Open Philanthropy Project
Open Philanthropy’s mission is to give as effectively as possible and share its findings openly so that anyone can build on its work. It is made up of several affiliated organizations that research potential focus areas, investigate giving opportunities, make grants and investments, evaluate impact, and share findings. Its current focus areas are global catastrophic risks, global health and development, U.S. policy and scientific research.
Jaan Tallinn
Jaan Tallinn is a founding engineer of Skype and Kazaa. He is a founder of the Cambridge Centre for the Study of Existential Risk and philanthropically supports other existential risk research organizations such as the Future of Humanity Institute, the Global Catastrophic Risk Institute and the Machine Intelligence Research Institute. He has also served on the Estonian President’s Academic Advisory Board.
Jacob Trefethen
Jacob Trefethen is a Program Officer at Open Philanthropy. Previously, he co-founded Pie, acquired by Snapchat, and was a Henry Fellow at Harvard University, affiliated with the Department of Economics.
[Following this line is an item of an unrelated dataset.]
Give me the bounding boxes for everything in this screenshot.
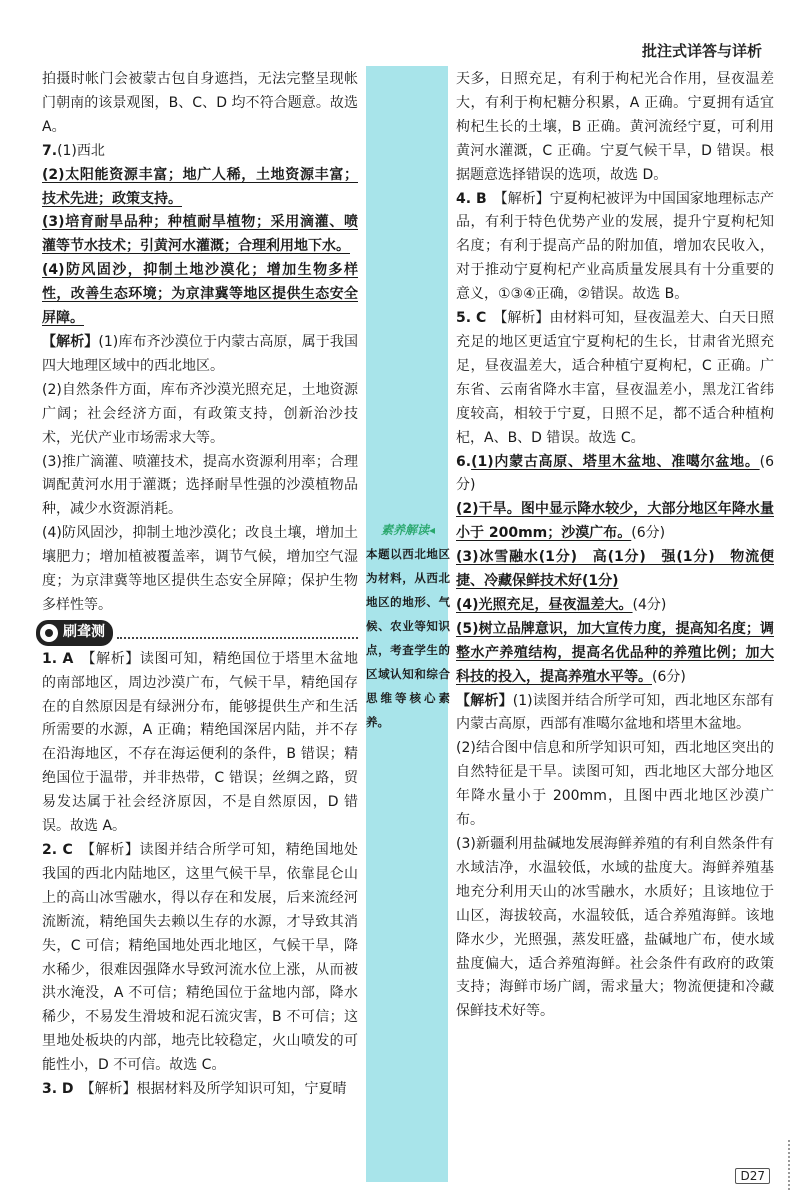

Before that, he studied Philosophy at the University of Cambridge, graduating in 2014. There, he founded 80,000 Hours: Cambridge, an organization that researches high-impact ethical careers and coaches altruistically-minded people on what careers they should choose.
Matt Wage
Matt Wage works for a financial trading firm and donates half of his income to charity. He completed his undergraduate degree at Princeton University, where he completed a prize-winning senior thesis in philosophy and co-founded the Princeton chapter of Giving What We Can, an effective altruism-associated organisation whose members pledge to give at least 10% of their income to effective charities.